Similar to the experience of black Catholics in earlier times and places, who simply refused to leave what was theirs as a baptismal right and not accept “black Catholic churches” because they were unwelcome in sharing the same pews with whites, homosexual Catholics need to claim their rightful place by coming and claiming their rights. Again, this would be a gifted presence, since it will only be through experience with publicly out homosexual persons that prejudices and fears will be overcome, and more serious dialogue on the issues -- particularly those matters in which full integration is currently not possible -- can commence at the grassroots level, beyond the walls of the Vatican, episcopal conferences and academia. As Gumbleton noted, “It is clear that one of the most effective ways to break down fears and misconceptions about homosexual people is to put a human face on homosexuality.”

‘I am with you’

Personal knowledge about the issues, grounded in experience with known homosexuals, will be a crucial factor as our country moves forward in various legal initiatives to guarantee their full civil rights. These legislative initiatives take on a whole different meaning when one personally knows someone who will be affected by its passage or rejection. Just as we need publicly out gay and lesbian Catholics as role models in our schools, even more so we need publicly out gay and lesbian role models in our pulpits and our pews. Any member of the church, young or old, struggling with their sexual orientation, or clearly knowing his or her sexual orientation, will be enabled by their presence. This presence is also important to the parents and friends of homosexuals, many of whom live in hiding, receiving minimal support from anyone. To wit, showing up and participating is a way of publicly saying to all these persons, “I am with you in your struggle. I belong here and so do you.”

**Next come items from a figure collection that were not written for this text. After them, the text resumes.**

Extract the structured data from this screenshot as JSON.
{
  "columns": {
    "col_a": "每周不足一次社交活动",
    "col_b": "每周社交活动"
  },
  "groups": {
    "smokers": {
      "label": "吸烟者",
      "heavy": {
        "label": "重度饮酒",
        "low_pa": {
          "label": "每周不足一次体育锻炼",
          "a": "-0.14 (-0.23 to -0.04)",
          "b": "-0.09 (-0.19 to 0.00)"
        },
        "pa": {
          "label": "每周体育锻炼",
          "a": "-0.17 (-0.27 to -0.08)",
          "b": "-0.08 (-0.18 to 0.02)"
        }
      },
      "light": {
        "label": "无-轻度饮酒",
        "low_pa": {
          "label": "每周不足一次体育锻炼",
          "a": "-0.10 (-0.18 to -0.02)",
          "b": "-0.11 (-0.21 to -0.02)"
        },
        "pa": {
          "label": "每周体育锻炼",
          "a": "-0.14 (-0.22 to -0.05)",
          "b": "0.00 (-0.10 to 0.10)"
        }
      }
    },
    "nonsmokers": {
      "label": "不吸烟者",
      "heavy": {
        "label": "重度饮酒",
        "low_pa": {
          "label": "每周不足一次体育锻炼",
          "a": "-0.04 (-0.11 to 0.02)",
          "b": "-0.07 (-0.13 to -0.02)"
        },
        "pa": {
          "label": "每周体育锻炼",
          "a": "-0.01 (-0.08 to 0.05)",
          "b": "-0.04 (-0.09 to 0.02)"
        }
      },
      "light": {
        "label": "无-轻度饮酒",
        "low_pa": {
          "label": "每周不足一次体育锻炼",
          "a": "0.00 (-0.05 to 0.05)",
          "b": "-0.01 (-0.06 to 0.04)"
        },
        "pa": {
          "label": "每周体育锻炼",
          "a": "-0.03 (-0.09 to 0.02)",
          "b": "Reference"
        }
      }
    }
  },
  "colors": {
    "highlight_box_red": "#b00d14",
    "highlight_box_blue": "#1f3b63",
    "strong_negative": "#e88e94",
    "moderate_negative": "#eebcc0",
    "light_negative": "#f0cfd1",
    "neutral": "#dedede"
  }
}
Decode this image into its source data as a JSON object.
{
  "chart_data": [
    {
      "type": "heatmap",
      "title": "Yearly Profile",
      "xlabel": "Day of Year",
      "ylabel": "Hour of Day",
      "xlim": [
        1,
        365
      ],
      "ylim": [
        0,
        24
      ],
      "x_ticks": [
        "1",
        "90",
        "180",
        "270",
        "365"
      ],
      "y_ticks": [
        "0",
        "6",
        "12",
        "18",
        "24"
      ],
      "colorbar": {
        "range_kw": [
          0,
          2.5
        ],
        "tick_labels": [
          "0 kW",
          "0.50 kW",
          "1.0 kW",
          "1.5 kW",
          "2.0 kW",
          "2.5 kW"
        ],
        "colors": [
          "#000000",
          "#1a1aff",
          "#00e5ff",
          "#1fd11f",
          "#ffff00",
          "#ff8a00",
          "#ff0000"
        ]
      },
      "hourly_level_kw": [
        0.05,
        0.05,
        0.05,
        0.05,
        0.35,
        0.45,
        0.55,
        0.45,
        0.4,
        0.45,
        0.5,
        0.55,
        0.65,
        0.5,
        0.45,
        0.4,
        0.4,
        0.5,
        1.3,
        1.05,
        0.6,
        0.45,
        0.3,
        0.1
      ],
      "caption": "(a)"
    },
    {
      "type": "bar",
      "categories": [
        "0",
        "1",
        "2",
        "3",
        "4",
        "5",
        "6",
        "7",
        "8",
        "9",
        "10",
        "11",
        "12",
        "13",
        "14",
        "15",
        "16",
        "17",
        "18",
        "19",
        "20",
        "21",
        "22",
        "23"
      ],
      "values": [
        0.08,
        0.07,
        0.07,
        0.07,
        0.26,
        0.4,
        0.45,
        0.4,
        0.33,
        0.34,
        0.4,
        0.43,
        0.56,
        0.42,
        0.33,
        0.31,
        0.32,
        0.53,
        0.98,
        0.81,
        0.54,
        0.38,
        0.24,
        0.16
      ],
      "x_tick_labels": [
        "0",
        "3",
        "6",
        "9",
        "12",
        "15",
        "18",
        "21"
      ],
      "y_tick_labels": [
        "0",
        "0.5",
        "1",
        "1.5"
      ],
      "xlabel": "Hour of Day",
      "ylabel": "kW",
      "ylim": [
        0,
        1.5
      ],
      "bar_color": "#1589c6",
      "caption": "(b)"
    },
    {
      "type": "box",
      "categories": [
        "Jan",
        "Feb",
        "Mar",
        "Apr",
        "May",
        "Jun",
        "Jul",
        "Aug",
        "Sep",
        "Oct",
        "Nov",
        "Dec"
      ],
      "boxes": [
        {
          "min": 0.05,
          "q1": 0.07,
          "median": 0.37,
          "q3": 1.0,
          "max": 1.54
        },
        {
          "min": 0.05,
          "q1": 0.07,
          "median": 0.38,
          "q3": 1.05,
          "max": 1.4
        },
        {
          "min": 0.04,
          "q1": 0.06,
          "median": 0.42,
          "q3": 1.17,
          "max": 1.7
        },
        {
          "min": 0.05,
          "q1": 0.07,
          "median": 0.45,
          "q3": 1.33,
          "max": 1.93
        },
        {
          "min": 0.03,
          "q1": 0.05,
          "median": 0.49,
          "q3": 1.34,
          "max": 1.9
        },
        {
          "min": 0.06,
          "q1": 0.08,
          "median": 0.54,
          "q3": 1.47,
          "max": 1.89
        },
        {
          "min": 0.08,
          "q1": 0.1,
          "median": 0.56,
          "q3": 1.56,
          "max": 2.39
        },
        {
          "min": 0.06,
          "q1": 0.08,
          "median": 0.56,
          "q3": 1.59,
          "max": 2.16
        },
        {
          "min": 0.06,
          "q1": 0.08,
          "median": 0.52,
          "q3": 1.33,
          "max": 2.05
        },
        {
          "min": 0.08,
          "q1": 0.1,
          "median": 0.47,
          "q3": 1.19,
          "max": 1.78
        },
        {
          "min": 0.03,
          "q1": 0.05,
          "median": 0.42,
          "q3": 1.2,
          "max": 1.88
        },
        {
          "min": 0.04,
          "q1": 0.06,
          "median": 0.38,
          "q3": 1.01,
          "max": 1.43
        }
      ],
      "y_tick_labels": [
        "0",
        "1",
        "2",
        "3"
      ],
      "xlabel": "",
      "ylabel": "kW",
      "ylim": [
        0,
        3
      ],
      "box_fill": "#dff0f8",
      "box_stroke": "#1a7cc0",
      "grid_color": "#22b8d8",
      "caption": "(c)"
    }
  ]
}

Let us not be naïve. No doubt, there will be the misinformed, bigoted or homophobic person in the pulpit or pew who will quote “chapter and verse” the current church’s teaching on conduct without the slightest mention regarding the role of an informed conscience or widely practiced pastoral norms. This factor will drive many away or back to separate churches or other liturgical settings.

That is why we need more of our leaders, both heterosexual and homosexual, to step up to the plate and stop looking backward but forward. By and large, I honestly do believe that the majority of our Catholic churchgoers are remarkably tolerant and accepting persons. Notwithstanding the poisonous fumes emanating in numerous instances from the pulpit and pews, success, as noted initially, will largely be achieved by showing up and letting the church know that publicly out gays and lesbians are here to stay. Woody was right. Without being there, homosexuals and the larger church community are both the losers.

Robert J. Comiskey holds a doctorate in religion and ethics and is a freelance writer living in Springfield, Va.